The Byte Order Mark (BOM) is the Unicode character U+FEFF placed at the very beginning of a text stream or file to signal the encoding and byte order to readers. It is most commonly associated with UTF-16 and UTF-32, where byte order is ambiguous, but also appears in UTF-8 files -- particularly those generated by Windows tools.
Purpose and Function
The BOM serves two roles:
- Byte order detection: In UTF-16 and UTF-32, a 16-bit or 32-bit integer can be stored big-endian or little-endian. By reading the first bytes and comparing them to the known BOM patterns, a decoder can determine which byte order is in use.
- Encoding signature: A decoder that encounters certain BOM byte patterns can identify the encoding unambiguously, even without external metadata.
BOM Byte Sequences
| Encoding | BOM Bytes (hex) |
|---|---|
| UTF-8 | EF BB BF |
| UTF-16 BE | FE FF |
| UTF-16 LE | FF FE |
| UTF-32 BE | 00 00 FE FF |
| UTF-32 LE | FF FE 00 00 |
A reader that sees FF FE knows the stream is UTF-16 little-endian. A reader that sees FE FF knows it is UTF-16 big-endian.
The UTF-8 BOM Controversy
In UTF-8, byte order is irrelevant -- the encoding processes bytes sequentially and the order is always defined. The UTF-8 BOM (EF BB BF) serves only as an encoding signature, not a byte order indicator.

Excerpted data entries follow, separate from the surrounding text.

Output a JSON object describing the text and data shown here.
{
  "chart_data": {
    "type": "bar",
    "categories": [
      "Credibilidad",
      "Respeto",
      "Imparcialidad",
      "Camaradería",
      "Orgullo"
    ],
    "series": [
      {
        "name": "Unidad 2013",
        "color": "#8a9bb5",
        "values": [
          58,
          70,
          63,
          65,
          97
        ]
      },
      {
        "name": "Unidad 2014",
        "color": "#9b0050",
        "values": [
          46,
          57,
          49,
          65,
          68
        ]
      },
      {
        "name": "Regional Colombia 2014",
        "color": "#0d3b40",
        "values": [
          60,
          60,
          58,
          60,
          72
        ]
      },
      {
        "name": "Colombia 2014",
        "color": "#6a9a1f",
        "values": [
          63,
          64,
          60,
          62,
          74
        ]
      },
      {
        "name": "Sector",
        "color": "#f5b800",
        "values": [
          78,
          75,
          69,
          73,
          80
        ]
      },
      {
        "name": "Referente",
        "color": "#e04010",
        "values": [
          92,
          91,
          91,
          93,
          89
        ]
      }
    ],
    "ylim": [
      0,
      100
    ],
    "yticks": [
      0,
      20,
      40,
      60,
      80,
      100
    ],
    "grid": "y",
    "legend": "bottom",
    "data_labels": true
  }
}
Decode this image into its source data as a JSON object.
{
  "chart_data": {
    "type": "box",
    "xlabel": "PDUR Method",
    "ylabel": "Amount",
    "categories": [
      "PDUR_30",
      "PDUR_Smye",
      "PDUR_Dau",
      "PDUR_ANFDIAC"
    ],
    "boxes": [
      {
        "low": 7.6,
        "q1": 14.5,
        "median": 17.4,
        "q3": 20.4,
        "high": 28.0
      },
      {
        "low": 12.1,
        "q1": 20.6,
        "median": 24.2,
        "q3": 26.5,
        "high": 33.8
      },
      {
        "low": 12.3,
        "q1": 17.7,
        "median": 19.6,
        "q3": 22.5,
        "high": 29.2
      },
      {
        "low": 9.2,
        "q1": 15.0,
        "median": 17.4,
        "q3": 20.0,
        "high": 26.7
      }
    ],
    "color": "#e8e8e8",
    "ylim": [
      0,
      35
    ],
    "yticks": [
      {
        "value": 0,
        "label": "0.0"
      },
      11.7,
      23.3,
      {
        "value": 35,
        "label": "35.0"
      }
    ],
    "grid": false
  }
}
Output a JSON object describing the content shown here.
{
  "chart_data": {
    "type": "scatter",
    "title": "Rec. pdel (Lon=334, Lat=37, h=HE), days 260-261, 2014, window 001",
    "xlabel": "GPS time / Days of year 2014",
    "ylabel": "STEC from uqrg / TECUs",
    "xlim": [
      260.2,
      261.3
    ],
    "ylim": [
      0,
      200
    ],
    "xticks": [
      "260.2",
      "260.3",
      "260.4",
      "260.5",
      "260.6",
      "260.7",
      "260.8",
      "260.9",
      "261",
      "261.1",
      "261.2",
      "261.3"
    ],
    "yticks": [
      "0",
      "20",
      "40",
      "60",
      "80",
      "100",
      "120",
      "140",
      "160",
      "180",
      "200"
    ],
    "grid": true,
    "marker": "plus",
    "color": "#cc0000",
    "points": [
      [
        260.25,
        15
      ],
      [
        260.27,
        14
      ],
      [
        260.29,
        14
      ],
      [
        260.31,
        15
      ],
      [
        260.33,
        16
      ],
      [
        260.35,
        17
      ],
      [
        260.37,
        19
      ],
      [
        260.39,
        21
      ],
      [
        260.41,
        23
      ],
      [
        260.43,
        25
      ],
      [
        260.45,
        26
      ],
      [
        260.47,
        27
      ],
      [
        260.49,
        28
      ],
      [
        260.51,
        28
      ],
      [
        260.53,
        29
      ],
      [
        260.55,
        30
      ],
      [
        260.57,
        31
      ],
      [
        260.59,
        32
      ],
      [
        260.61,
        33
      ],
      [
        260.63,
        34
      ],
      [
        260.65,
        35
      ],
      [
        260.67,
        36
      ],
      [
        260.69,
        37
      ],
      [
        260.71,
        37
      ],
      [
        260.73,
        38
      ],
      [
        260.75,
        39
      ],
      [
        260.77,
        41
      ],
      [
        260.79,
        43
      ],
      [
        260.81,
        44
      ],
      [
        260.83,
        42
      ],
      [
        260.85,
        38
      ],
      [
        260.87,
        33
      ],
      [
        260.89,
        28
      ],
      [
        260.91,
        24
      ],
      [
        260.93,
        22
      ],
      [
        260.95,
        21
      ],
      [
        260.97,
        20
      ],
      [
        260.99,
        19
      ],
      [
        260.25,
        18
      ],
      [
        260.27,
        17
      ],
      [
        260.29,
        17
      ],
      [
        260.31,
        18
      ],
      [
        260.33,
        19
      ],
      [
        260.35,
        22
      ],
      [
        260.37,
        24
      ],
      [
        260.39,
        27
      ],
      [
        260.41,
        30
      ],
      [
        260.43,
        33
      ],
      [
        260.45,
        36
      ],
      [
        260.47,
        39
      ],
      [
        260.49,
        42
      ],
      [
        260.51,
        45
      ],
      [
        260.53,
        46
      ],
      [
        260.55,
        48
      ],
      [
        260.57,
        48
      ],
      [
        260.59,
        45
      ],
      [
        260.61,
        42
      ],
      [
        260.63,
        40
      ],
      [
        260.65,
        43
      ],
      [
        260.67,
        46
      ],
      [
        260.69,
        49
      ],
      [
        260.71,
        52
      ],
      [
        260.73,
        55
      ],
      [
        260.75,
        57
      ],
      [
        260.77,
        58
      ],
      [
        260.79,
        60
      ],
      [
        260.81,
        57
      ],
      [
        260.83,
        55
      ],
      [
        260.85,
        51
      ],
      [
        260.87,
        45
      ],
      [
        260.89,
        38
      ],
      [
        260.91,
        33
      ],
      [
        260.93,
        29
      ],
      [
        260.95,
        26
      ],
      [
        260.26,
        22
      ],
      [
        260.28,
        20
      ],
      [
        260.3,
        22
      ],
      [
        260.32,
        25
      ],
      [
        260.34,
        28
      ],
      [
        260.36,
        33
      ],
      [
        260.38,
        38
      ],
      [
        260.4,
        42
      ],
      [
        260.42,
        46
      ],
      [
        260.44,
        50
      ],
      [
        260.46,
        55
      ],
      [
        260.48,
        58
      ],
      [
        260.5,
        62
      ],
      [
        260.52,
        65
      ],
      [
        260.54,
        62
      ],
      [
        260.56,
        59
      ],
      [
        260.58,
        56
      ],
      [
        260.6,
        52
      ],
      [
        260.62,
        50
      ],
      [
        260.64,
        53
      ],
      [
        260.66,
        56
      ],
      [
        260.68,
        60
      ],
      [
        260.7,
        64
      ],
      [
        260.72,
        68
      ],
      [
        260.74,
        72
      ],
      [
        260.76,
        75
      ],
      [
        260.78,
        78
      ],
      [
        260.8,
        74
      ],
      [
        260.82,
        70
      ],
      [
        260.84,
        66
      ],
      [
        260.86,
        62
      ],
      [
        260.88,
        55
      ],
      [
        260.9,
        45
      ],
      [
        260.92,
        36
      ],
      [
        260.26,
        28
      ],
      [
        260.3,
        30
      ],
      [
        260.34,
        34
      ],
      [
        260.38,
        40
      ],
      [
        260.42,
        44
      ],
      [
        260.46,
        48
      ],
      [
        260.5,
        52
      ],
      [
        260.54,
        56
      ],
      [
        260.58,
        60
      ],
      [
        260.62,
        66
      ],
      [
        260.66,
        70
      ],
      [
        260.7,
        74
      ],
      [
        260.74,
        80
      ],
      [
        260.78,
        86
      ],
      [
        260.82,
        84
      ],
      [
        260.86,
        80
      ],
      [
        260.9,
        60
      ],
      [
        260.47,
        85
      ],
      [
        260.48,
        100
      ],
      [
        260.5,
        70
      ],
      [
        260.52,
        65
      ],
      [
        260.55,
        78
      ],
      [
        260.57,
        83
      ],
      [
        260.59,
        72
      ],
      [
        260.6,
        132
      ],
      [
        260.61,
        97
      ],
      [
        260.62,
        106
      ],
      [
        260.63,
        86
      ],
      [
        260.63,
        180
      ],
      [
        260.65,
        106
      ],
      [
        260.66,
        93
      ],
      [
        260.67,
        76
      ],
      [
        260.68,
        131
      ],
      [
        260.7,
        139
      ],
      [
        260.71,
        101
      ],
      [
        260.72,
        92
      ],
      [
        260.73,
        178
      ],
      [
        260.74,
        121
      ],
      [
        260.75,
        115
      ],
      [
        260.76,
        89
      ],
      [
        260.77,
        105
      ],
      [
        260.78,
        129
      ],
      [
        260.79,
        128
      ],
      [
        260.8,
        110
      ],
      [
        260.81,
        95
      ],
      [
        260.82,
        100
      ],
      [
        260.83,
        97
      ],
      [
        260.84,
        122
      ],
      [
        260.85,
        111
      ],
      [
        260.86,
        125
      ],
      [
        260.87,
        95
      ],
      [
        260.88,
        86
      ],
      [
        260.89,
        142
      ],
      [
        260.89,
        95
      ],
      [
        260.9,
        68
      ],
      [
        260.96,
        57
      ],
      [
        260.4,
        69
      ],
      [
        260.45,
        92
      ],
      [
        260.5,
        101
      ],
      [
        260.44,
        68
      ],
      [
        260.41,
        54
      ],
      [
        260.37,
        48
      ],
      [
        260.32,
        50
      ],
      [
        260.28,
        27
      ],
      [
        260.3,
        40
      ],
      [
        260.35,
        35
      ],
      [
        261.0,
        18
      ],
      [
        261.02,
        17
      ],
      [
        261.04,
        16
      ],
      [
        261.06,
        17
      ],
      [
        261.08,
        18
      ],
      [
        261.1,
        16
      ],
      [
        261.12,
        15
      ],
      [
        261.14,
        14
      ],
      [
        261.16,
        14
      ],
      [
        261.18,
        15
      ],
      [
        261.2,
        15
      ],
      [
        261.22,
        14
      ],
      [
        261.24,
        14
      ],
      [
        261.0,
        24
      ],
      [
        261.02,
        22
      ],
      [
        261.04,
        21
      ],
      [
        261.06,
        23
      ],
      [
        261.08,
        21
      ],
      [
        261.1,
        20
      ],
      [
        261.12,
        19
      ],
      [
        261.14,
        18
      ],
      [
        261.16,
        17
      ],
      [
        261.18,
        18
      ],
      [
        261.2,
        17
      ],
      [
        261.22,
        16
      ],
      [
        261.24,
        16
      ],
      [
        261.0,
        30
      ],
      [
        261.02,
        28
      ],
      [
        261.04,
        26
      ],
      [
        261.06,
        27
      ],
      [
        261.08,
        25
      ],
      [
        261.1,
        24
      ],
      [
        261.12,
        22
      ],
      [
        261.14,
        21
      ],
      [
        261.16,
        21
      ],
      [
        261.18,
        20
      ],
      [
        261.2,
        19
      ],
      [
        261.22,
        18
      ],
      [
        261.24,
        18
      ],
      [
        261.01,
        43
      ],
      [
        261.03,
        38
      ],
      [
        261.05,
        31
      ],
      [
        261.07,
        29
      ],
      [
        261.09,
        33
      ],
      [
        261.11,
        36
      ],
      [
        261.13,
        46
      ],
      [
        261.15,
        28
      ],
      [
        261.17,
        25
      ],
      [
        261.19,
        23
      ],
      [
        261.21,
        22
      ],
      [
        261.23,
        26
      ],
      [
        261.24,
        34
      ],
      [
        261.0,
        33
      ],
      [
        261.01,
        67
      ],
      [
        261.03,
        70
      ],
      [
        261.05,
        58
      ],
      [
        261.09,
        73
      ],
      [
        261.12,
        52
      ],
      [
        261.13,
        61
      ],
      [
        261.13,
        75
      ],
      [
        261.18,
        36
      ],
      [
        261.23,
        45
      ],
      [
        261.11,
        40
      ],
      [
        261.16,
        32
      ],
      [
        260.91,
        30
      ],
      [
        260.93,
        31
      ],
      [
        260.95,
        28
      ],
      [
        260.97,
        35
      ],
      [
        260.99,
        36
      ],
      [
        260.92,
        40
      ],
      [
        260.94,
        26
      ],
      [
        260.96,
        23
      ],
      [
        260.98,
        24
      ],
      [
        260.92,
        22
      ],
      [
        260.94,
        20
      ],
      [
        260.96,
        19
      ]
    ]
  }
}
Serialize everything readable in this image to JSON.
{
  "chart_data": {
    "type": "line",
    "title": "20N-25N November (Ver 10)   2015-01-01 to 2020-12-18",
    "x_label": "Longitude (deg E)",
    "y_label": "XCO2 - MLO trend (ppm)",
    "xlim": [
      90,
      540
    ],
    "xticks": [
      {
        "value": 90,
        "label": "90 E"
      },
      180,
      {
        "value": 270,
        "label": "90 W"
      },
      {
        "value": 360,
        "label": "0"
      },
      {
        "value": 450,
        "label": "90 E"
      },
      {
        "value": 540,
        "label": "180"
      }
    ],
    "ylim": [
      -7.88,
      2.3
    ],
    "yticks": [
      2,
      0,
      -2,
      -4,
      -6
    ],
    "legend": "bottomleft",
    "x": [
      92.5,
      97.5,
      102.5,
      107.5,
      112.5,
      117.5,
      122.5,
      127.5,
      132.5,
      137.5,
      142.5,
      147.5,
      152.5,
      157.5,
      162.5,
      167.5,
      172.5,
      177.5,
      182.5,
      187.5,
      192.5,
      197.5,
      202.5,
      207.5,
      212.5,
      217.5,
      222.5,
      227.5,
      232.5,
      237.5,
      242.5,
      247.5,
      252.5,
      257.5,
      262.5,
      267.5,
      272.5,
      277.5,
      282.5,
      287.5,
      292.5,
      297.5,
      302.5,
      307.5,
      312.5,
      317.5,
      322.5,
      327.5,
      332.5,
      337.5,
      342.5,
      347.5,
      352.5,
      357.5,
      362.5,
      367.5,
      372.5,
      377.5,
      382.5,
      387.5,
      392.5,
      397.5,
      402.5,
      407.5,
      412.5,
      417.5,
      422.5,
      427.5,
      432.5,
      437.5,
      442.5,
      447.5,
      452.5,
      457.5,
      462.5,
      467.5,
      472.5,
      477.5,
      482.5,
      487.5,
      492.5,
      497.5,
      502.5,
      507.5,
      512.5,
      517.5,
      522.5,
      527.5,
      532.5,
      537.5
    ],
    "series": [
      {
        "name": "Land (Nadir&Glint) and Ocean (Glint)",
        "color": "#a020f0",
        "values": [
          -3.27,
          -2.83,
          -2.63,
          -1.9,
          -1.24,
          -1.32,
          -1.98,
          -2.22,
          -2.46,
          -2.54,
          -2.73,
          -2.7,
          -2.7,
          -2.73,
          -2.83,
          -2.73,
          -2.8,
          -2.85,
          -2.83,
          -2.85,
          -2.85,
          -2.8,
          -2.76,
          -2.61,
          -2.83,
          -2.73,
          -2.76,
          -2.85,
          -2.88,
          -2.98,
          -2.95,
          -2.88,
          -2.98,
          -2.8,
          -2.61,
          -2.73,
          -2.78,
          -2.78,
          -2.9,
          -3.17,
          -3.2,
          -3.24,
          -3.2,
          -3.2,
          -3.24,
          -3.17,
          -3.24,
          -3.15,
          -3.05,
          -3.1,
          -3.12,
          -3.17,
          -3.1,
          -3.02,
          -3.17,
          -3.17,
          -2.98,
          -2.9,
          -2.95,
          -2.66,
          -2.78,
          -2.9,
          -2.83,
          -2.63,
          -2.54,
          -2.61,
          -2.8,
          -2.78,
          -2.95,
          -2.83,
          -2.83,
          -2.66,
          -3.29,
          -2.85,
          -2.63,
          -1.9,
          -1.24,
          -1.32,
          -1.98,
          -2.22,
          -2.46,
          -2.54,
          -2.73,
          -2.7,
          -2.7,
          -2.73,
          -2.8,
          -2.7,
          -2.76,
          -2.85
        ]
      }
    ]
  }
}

Its use in UTF-8 files is optional and contentious:
- Windows tools (Notepad, many Microsoft editors) historically added and expected the UTF-8 BOM
- Unix/Linux tools treat the BOM as three extra bytes at the start of the file, which can break scripts, CSV parsers, HTTP responses, and other formats sensitive to leading content
- HTML and web standards discourage the UTF-8 BOM; the
charsetdeclaration in HTTP headers or<meta>tags is the correct mechanism
Detecting and Removing the BOM
import codecs
# Writing with BOM
with open('/tmp/bom_test.txt', 'w', encoding='utf-8-sig') as f:
f.write('Hello')
# Reading: utf-8-sig strips the BOM automatically
with open('/tmp/bom_test.txt', 'r', encoding='utf-8-sig') as f:
print(f.read()) # 'Hello' (no BOM visible)
# Reading raw: utf-8 preserves BOM as U+FEFF
with open('/tmp/bom_test.txt', 'r', encoding='utf-8') as f:
text = f.read()
print(repr(text[:1])) # '\ufeff'
# Stripping BOM manually
if text.startswith('\ufeff'):
text = text[1:]
// Node.js: check for UTF-8 BOM in a Buffer
const fs = require('fs');
const buf = fs.readFileSync('/tmp/bom_test.txt');
const hasBom = buf[0] === 0xEF && buf[1] === 0xBB && buf[2] === 0xBF;
console.log(hasBom); // true
// Strip BOM from string
function stripBom(str) {
return str.charCodeAt(0) === 0xFEFF ? str.slice(1) : str;
}
Best Practices
For UTF-8 files: avoid the BOM unless you must produce files for legacy Windows tools that require it. If you receive files that may or may not have a BOM, use encoding utf-8-sig in Python or strip U+FEFF defensively. For UTF-16 and UTF-32, always include a BOM, as it is the most reliable way for readers to determine byte order without relying on external metadata.